Newly discovered flu molecules shared by most strains of the virus could help scientists develop a "universal vaccine", it was claimed today.
Researchers identified the molecules after after subjecting healthy volunteers to flu infections.
They found that participants' immune systems targeted a specific range of peptides, or protein building blocks, within the internal structure of the flu virus.
Harnessing the immune system's response to the peptides could produce an all-encompassing multi-strain vaccine, the scientists believe.
Current flu vaccines produce an antibody response to surface molecules which alter rapidly to keep one step ahead of the immune system.
But the internal peptides only change very slowly and do not vary between strains. They also trigger a response from T-cells - white blood cell elements of the immune system - rather than antibodies.
A T-cell vaccine aimed at the molecules has the potential to provide long-term immunity against all major flu strains, including seasonal, avian (bird) and swine viruses.
Past flu pandemics have caused disaster on a global scale. The 1918 Spanish Flu pandemic killed up to 40 million people, more than the number who died in the First World War.
Britain's last pandemic outbreak of swine flu in 2009 claimed 457 lives. Experts believe more severe pandemics may occur in the future, possibly as a result of a mutated avian (bird) flu strain.

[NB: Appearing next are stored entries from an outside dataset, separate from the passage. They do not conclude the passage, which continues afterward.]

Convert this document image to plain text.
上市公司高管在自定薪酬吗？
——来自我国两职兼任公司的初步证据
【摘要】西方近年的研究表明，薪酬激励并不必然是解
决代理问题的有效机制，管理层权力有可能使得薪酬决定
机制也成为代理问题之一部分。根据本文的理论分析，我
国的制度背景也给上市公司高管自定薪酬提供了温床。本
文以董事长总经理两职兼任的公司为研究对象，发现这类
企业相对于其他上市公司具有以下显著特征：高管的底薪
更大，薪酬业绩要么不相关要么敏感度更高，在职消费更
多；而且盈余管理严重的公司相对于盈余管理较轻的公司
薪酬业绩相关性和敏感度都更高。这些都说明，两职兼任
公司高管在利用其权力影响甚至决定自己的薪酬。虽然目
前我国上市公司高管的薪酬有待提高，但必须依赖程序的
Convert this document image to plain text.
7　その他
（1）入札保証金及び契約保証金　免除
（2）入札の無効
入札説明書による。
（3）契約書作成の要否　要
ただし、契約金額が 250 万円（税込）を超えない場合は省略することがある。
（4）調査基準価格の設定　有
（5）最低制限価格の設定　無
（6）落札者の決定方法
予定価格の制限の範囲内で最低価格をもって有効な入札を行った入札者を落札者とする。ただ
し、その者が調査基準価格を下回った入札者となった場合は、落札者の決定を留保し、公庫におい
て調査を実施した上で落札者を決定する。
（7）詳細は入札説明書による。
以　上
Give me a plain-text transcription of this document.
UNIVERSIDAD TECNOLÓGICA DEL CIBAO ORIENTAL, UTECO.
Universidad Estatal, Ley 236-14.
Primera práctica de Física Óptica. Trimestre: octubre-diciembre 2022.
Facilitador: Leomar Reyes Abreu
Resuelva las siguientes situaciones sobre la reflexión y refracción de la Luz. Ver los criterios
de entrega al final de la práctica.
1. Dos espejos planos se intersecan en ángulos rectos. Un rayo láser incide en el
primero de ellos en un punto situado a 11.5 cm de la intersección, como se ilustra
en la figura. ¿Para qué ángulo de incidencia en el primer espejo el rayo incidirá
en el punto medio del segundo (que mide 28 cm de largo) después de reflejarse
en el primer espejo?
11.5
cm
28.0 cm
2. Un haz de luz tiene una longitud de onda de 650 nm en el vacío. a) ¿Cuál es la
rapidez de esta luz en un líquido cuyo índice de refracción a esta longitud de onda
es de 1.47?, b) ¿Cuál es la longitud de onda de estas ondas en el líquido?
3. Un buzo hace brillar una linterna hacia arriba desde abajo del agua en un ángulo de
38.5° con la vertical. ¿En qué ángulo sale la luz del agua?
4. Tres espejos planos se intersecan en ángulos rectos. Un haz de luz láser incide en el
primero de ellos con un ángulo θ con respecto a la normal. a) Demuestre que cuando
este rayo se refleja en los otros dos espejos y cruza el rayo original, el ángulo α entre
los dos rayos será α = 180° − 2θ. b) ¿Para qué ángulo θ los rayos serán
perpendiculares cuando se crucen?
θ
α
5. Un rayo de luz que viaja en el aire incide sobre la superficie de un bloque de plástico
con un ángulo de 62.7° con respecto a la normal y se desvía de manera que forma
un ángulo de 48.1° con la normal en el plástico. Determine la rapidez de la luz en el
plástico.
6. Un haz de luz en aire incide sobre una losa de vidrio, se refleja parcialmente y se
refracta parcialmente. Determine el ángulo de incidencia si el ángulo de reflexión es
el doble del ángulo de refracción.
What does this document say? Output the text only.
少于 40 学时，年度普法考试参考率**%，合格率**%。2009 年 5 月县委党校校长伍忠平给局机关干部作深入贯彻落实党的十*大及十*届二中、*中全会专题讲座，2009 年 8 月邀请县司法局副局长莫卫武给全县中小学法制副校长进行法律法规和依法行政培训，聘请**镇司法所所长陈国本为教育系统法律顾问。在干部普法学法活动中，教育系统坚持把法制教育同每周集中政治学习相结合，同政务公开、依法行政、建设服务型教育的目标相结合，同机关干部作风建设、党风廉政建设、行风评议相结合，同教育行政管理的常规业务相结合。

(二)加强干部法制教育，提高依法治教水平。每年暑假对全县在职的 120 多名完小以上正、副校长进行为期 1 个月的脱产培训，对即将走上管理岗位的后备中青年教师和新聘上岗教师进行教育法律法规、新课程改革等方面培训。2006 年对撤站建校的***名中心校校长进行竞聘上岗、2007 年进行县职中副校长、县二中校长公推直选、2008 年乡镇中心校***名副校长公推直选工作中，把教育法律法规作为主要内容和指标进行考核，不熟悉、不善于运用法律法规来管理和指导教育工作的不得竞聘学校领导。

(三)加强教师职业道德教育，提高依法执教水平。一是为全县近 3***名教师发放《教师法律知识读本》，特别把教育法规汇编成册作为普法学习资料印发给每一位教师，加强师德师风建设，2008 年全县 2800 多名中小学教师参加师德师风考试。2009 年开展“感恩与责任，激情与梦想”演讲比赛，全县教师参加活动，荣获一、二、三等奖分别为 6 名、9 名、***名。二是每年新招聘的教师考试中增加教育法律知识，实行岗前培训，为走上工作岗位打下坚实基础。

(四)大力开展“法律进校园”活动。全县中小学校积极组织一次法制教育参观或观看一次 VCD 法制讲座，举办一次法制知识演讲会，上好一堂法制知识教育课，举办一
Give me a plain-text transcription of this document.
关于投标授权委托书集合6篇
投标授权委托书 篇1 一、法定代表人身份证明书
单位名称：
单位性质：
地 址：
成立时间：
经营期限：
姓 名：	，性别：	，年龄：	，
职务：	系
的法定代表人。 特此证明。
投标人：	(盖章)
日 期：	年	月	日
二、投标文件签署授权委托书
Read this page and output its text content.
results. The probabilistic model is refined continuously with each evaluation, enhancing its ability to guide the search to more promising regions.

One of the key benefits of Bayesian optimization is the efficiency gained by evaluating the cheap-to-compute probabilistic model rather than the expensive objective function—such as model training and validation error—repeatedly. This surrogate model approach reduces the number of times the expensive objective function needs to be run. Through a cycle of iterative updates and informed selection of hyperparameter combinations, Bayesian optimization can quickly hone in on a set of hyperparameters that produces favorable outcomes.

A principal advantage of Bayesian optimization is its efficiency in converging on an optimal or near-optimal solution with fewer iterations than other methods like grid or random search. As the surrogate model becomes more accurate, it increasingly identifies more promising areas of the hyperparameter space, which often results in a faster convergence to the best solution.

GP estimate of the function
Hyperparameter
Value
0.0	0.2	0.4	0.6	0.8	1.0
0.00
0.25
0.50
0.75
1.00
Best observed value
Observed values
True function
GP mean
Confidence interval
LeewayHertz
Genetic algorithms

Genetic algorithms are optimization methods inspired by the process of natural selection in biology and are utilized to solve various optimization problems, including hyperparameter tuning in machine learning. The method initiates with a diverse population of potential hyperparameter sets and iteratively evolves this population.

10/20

Study leader Dr Tom Wilkinson, from the University of Southampton, said: "Influenza is a virus that we know has a global impact, and the threat of further pandemics is a real one.
"Most influenza vaccines only protect us against known influenza strains by creating antibodies in the blood but the influenza virus has the ability to rapidly change itself and new strains can emerge which rapidly spread across the globe by escaping this immunity.
"We have found that there is an important role for T-cells that recognise the flu virus, which if harnessed could protect against most or even all strains of seasonal and pandemic flu.
"Through this discovery we hope to improve vaccines for future strains of influenza, and potentially protect against the next pandemic. However there is more to do to translate these findings into new approaches to treatment."
The research is published in the latest on-line edition of the journal Nature Medicine.
Co-author Professor Sir Andrew McMichael, director of the Medical Research Council Weatherall Institute of Molecular Medicine at Oxford University, said: "Current flu vaccines are very good at producing antibodies against flu, but not so good at generating a lasting immunity involving T-cells.
"The big question is: if we had a pandemic involving a much more severe virus than the swine flu we saw, what would we do in the six months it takes to develop an effective vaccine? This study suggests that vaccines stimulating a T-cell response might be an option, but there remains a lot to do to be certain of this approach."